Although not nearly as developed as the Bi-Sr-Ca-Cu-O system from an engineering point of view, the HgBa₂Ca_n-1Cu_nO_x compounds have the highest critical temperatures (Tc) of all known superconductors and thus warrant significant attention. LASCP research is focused on the key issues that will determine if these materials have technological significance. Therefore, we are also investigating the synthesis and processing of polycrystalline materials. By adding Re to the starting mixture, the highest T_c phases become chemically stable, overcoming the first major obstacle. We are investigating other additives that reduce the sintering temperature (and thus the Hg vapor pressure during processing) while accelerating the growth kinetics of the superconducting phases relative to competing non-superconducting phases. As these materials, like all HTS materials, are brittle ceramics requiring a ductile matrix for wire forming, we are studying chemical interactions with high purity metals, considering the effects of the metal on the synthesis of the superconducting phase and on aligned grain growth (texturing). Furthermore, we are investigating the magnetic behavior of these compounds, including improving magnetic properties via irradiation, and the relationships between applied pressure, T_c, and magnetic properties.

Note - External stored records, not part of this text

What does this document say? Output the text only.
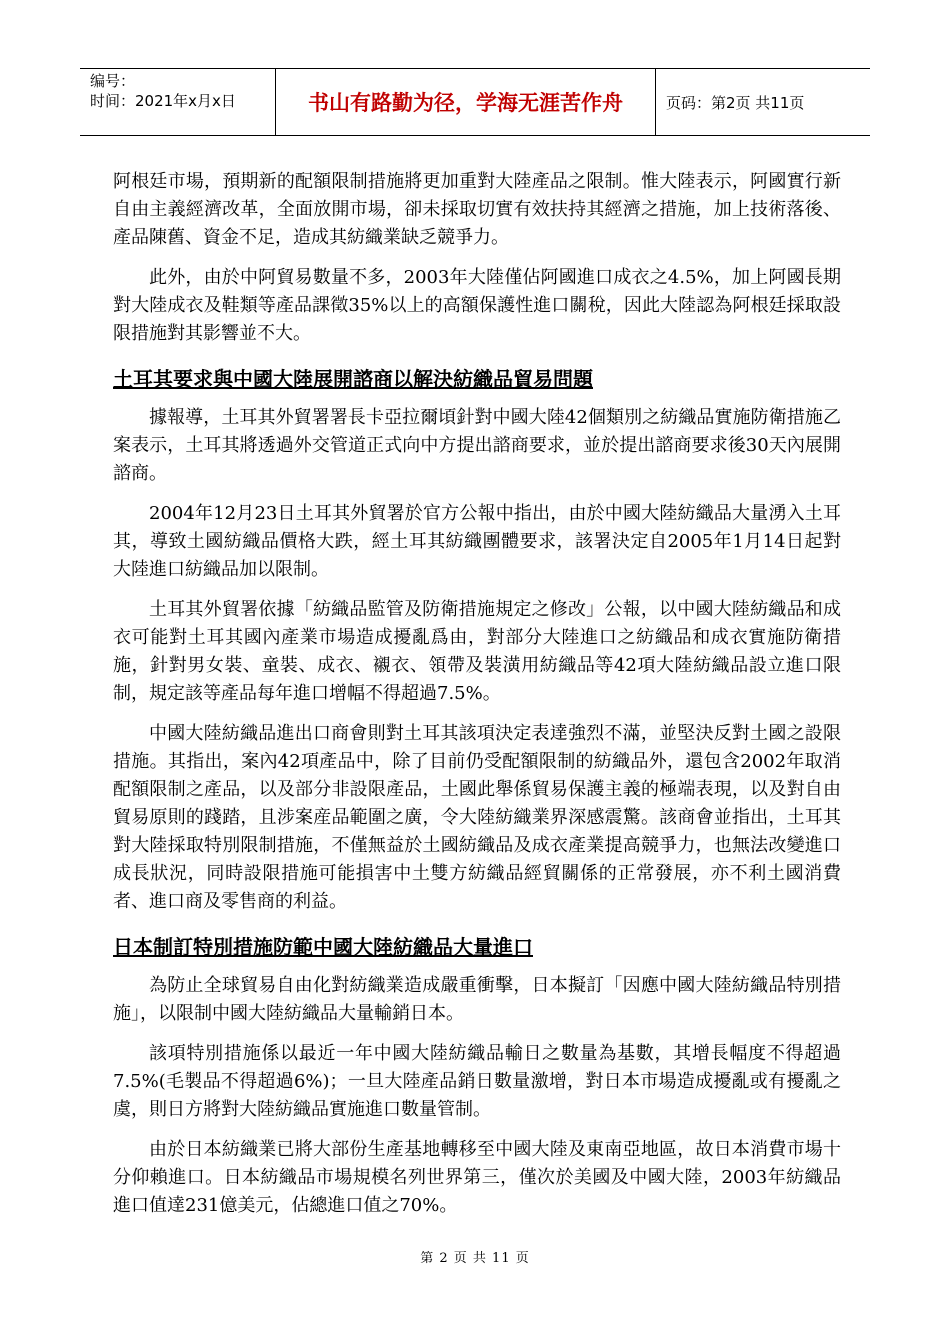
编号：
时间：2021年x月x日	书山有路勤为径，学海无涯苦作舟	页码：第2页 共11页

阿根廷市場，預期新的配額限制措施將更加重對大陸產品之限制。惟大陸表示，阿國實行新自由主義經濟改革，全面放開市場，卻未採取切實有效扶持其經濟之措施，加上技術落後、產品陳舊、資金不足，造成其紡織業缺乏競爭力。

此外，由於中阿貿易數量不多，2003年大陸僅佔阿國進口成衣之4.5%，加上阿國長期對大陸成衣及鞋類等產品課徵35%以上的高額保護性進口關稅，因此大陸認為阿根廷採取設限措施對其影響並不大。

土耳其要求與中國大陸展開諮商以解決紡織品貿易問題

據報導，土耳其外貿署署長卡亞拉爾頃針對中國大陸42個類別之紡織品實施防衛措施乙案表示，土耳其將透過外交管道正式向中方提出諮商要求，並於提出諮商要求後30天內展開諮商。

2004年12月23日土耳其外貿署於官方公報中指出，由於中國大陸紡織品大量湧入土耳其，導致土國紡織品價格大跌，經土耳其紡織團體要求，該署決定自2005年1月14日起對大陸進口紡織品加以限制。

土耳其外貿署依據「紡織品監管及防衛措施規定之修改」公報，以中國大陸紡織品和成衣可能對土耳其國內產業市場造成擾亂爲由，對部分大陸進口之紡織品和成衣實施防衛措施，針對男女裝、童裝、成衣、襯衣、領帶及裝潢用紡織品等42項大陸紡織品設立進口限制，規定該等產品每年進口增幅不得超過7.5%。

中國大陸紡織品進出口商會則對土耳其該項決定表達強烈不滿，並堅決反對土國之設限措施。其指出，案內42項產品中，除了目前仍受配額限制的紡織品外，還包含2002年取消配額限制之產品，以及部分非設限產品，土國此舉係貿易保護主義的極端表現，以及對自由貿易原則的踐踏，且涉案産品範圍之廣，令大陸紡織業界深感震驚。該商會並指出，土耳其對大陸採取特別限制措施，不僅無益於土國紡織品及成衣產業提高競爭力，也無法改變進口成長狀況，同時設限措施可能損害中土雙方紡織品經貿關係的正常發展，亦不利土國消費者、進口商及零售商的利益。

日本制訂特別措施防範中國大陸紡織品大量進口

為防止全球貿易自由化對紡織業造成嚴重衝擊，日本擬訂「因應中國大陸紡織品特別措施」，以限制中國大陸紡織品大量輸銷日本。

該項特別措施係以最近一年中國大陸紡織品輸日之數量為基數，其增長幅度不得超過7.5%(毛製品不得超過6%)；一旦大陸產品銷日數量激增，對日本市場造成擾亂或有擾亂之虞，則日方將對大陸紡織品實施進口數量管制。

由於日本紡織業已將大部份生產基地轉移至中國大陸及東南亞地區，故日本消費市場十分仰賴進口。日本紡織品市場規模名列世界第三，僅次於美國及中國大陸，2003年紡織品進口值達231億美元，佔總進口值之70%。

第 2 页 共 11 页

Computational research in the LASCP and is motivated by motivates and the experimental research. By investigating the design implications of HTS materials, we better understand how these materials may be integrated into engineering systems, while also better understanding the required material properties for technological viability. We are studying a unique winding configuration for toroidal superconducting magnets that takes advantage of the anisotropic superconducting properties in HTS materials while minimizing the Lorentz forces and thus the mechanical strain. Furthermore, we are studying the magnetothermal stability of HTS conductors and coils under a variety of potential operating modes. Although the expanded temperature range implies significantly greater coil stability, the intrinsic anisotropy of the HTS compounds and their very low thermal conductivity, particularly in the c-direction, implies very slow normal zone propagation and potentially very large hot-spot temperatures. This research is aimed at defining the stable operating limits and potential magnet quenching modes for HTS systems.

HTS materials are brittle ceramics and their superconducting properties are very sensitive to mechanical strain. To understand the fundamental operating limits of these materials in magnet systems, we are investigating the mechanical properties of Ag-alloy clad Bi₂Sr₂CaCu₂O_x conductors. Individual constituent properties, composite properties, and the effects of stress and strain on the Jc are being measured. Furthermore, as even small values of strains may degrade the superconducting properties, we are studying the effects of low-cycle and high-cycle fatigue. This research not only provides very important insight into the mechanical behavior of these materials from an engineering point of view, but also may elucidate an understanding of the fundamental limits to intergranular transport in Bi₂Sr₂CaCu₂O_x composite conductors. This research is collaborative with the Advanced Mechanics and Materials Laboratory (AMML) within the Department of Mechanical Engineering.

LASCP receives research funding from a variety of sources including the Advanced Research Projects Agency, the Department of Energy (through the Argonne National Laboratory) the National Science Foundation, the National High Magnetic Field Laboratory, and the Small Business Innovation Research program (in cooperation with Intermagnetics General Corporation).